In Australia, the firm has not appeared on the Foreign Transparency Register, despite spending related to Modi’s May rally at Sydney’s Qudos Bank Arena, where hundreds of people formed a giant sign for selfies. Along with “We ❤️ Modi” in bright white lights.
“He is the leader of the century,” Meera Rawat said after posing for a photo with the cardboard Modi.
Her group reached Sydney in a bus hired by the local BJP chapter. Several planes were also chartered by the party.
BJP officials in Australia, when asked about the process, said everything was “fully funded by the local Indian community and businesses”.
Albel Singh Kang, secretary of the Australian Sikh Association, said his group was initially recruited for the event. When organizers refused to recognize its funding, they passed. Indian Muslim leaders stayed away, with members of Mr Modi’s party calling for the killing of Muslims – without a strong rebuke from the prime minister.
Pushing for change
Many Indians abroad worry about bloodshed in India, where religious minorities make up 20 percent of the population and regularly accuse Hindu groups of beating up people, mostly Muslims, for their food, dress style or interfaith marriages. But migrant families in India worry about violence in the countries they have moved to.
In 2021, four Sikh students were attacked in a car in Sydney by men armed with bats and hammers. After one of the men served a six-month sentence, he returned to India, where he received a hero’s welcome. Tensions between Indian expatriates in Britain, Canada and the United States have been rising in recent years, along with vandalism and threats.
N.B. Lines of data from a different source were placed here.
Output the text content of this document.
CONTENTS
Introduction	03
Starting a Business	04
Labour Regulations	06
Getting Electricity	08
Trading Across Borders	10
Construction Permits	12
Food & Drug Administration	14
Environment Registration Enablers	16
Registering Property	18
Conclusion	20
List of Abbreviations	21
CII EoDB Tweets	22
“The fact is, there are divisions in India, and they are bound to express themselves because politics does not stop at national shores,” said C. Raja Mohan said.
Growing concerns about polarization are often overlooked amid the Modi show. At a diaspora event in Sydney, Australian Prime Minister Anthony Albanese likened Mr Modi to Bruce Springsteen, calling the Indian leader “The Boss”.
In Washington, where 7,000 Indian Americans celebrated with him on the White House lawn, Mr. Modi told a news conference that discrimination against minorities would not exist under his government. A few hours later, human rights activists, including Muslims who had fled to the United States after facing persecution in India, gathered outside the gate. The TV crew had already left.
Behind the scenes, US officials say Mr Modi has been largely distracted.
Ro Khanna, co-chairman of the Congressional Caucus on India and Indian Americans, who represents the district that includes the India Community Center, said he spoke with Mr. Modi about the importance of pluralism.
“I want us to focus more on strengthening the US-India relationship under the principles of India’s founding and our founding, and not the celebration of any particular person,” Mr Khanna said.
Some business leaders say Mr Modi deserves their unwavering support. “What matters to me is, are they capable of putting India on the path of growth and global leadership?” said Mr. Sachdev of Unifor. The United Nations recently reported that India’s economy has lifted 415 million people out of poverty in the last 15 years.
Others have begun to mix praise with practical concern. Major investor Mr. Khosla said it was time to recognize that the government’s pandering to Hindus “could distract from the important path of economic progress and set it back and set back global relations”.
Even among Washington’s supportive diaspora crowd, there was a mix of pride and moderation for equal opportunity and constructive criticism.
Mr. Subramani, a private equity banker, said he grew up in a compound of 10 families practicing four different religions without common running water or electricity in southern India. He called Mr. Modi a “very quick learner” who would hopefully defend India’s more tolerant values.
“It is our responsibility, people who support Modi, are inspired by what is happening in India,” he said. “It is our duty to replace him.”
Sonia Paul contributed reporting from Santa Clara, California and Karan Deep Singh from New Delhi.